In “Nudge thyself” (Financial Times, November 18, 2011), a of Robert Trivers’ Deceit and Self-Deception Steven Cave allows us to know that “Economists have more to learn from the natural sciences if they are to claim a realistic model of human behaviour.” We make irrational choices, it seems. But do we?
The book is vast in scope, covering every aspect of our lives from sex to religion, family to war. But Trivers reserves particular ire for the failings of economic theory: it “acts like a science and quacks like one” he writes, but it is not one. Its key ideas are naive and circular: it assumes we make our choices as rational utility maximisers, for example. And what is utility? It is whatever we, in fact, choose. There is no room in such a theory for me to plan to buy a salad, then persuade myself when faced with the cheeseburger that it is the superior option (“just this once”) only to regret it later. “Yet,” he rages, “such is the detachment of this ‘science’ from reality that these contradictions arouse notice only when the entire world is hurtling into an economic depression based on corporate greed wedded to false economic theory.”
Steady on.
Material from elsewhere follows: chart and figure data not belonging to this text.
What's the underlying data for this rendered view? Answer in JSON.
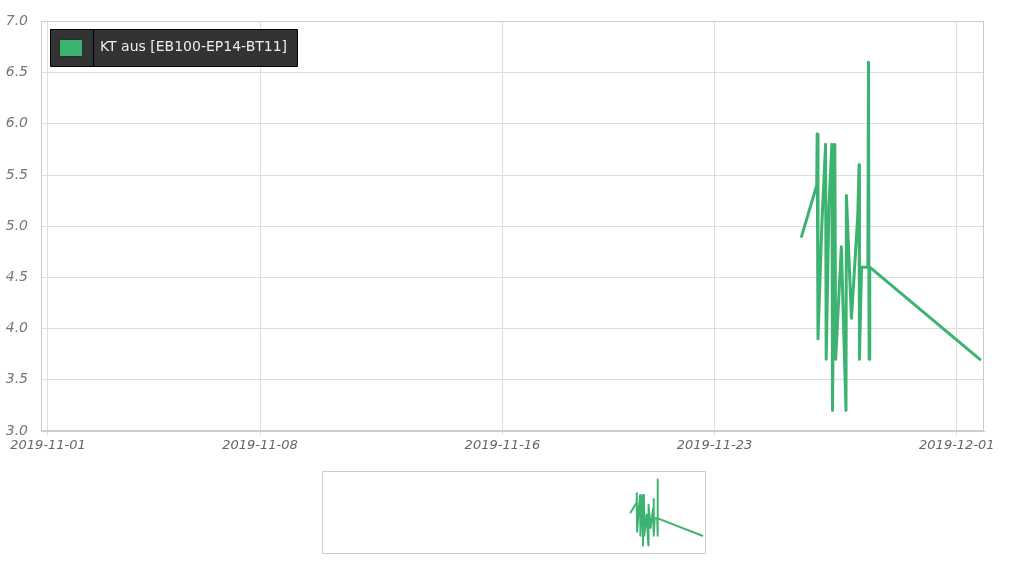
{
  "chart_data": {
    "type": "line",
    "x": [
      "2019-11-25T21:00",
      "2019-11-26T09:00",
      "2019-11-26T09:20",
      "2019-11-26T10:00",
      "2019-11-26T13:00",
      "2019-11-26T16:00",
      "2019-11-26T16:30",
      "2019-11-26T18:40",
      "2019-11-26T21:00",
      "2019-11-26T21:30",
      "2019-11-26T23:20",
      "2019-11-27T00:00",
      "2019-11-27T04:30",
      "2019-11-27T08:10",
      "2019-11-27T08:30",
      "2019-11-27T12:30",
      "2019-11-27T17:30",
      "2019-11-27T18:30",
      "2019-11-27T18:50",
      "2019-11-27T20:30",
      "2019-11-28T01:30",
      "2019-11-28T02:00",
      "2019-11-28T02:30",
      "2019-11-28T03:00",
      "2019-12-01T18:15"
    ],
    "series": [
      {
        "name": "KT aus [EB100-EP14-BT11]",
        "color": "#3cb371",
        "values": [
          4.9,
          5.4,
          5.9,
          3.9,
          5.0,
          5.8,
          3.7,
          5.2,
          5.8,
          3.2,
          5.8,
          3.7,
          4.8,
          3.2,
          5.3,
          4.1,
          5.1,
          5.6,
          3.7,
          4.6,
          4.6,
          6.6,
          3.7,
          4.6,
          3.7
        ]
      }
    ],
    "xlim": [
      "2019-10-31T18:30",
      "2019-12-01T21:30"
    ],
    "xticks": [
      "2019-11-01",
      "2019-11-08",
      "2019-11-16",
      "2019-11-23",
      "2019-12-01"
    ],
    "ylim": [
      3.0,
      7.0
    ],
    "yticks": [
      {
        "value": 3.0,
        "label": "3.0"
      },
      3.5,
      {
        "value": 4.0,
        "label": "4.0"
      },
      4.5,
      {
        "value": 5.0,
        "label": "5.0"
      },
      5.5,
      {
        "value": 6.0,
        "label": "6.0"
      },
      6.5,
      {
        "value": 7.0,
        "label": "7.0"
      }
    ],
    "grid": true,
    "legend": "top left"
  }
}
How did we decide that choosing fast food rather than health food is irrational? Forget the evolutionary psychology mumbo-jumbo about our alleged carnivore ancestors, who supposedly rule our desires today. Forget even the considerable evidence that the ancient human diet was varied, as we might reasonably expect. Let’s just focus on the proposition itself for a moment:
If Double Fries With That honestly believes that this life is all there is and that – before he ceases to exist – he would rather by happy in the present moment than down the road, is that irrational? Why?
Of course, he might become a problem to others down the road if he gets sick, but that doesn’t make his choice irrational, rather selfish. Others might refuse to look after him, in the end – and he might just accept that, for the right to live as he pleases.
Back of Trivers’ “rage” is a moral preference for self-discipline and prudence over self-indulgence and living for now. But Trivers has no basis for that morality; it is merely a preference he wishes to impose on a heedless world. Absent a transcendent frame of reference, his rage is mere prejudice against people who don’t choose to live the way he wants.
One need hardly point out that a transcendent frame of reference is not equivalent to God. It could be the ancient Greek or Chinese philosophers’ “good life” or “way of the gentleman.” It is a value beyond this life, one to which Double Fries With That is urged to aspire because it is intrinsically better for a man than burying his face in grease and starch. To this conception of life, evolutionary psychology can add nothing but petulant demands for conformity without vision.
While Cave’s review is generally laudatory, he acknowledges evolutionary psychology’s defects:
Trivers would like to see economics rebuilt on new foundations: those of evolutionary biology. But many of his specific claims are far from solid. They suffer from the broader weakness of his discipline: that claims about the evolutionary usefulness of this or that trait are notoriously difficult to test and relatively little is known with certainty about our prehistoric past. Some of Trivers’ theories, therefore, go far beyond the evidence – such as his claim that the rate at which new religions emerge is a function of the number of diseases in a given area. Perhaps Trivers, a grand old man of his field, can indulge himself in such speculations, safe in the knowledge that a generation of graduate students will earn their spurs trying to fill in the gaps.
Alternatively, they will learn why he rages so.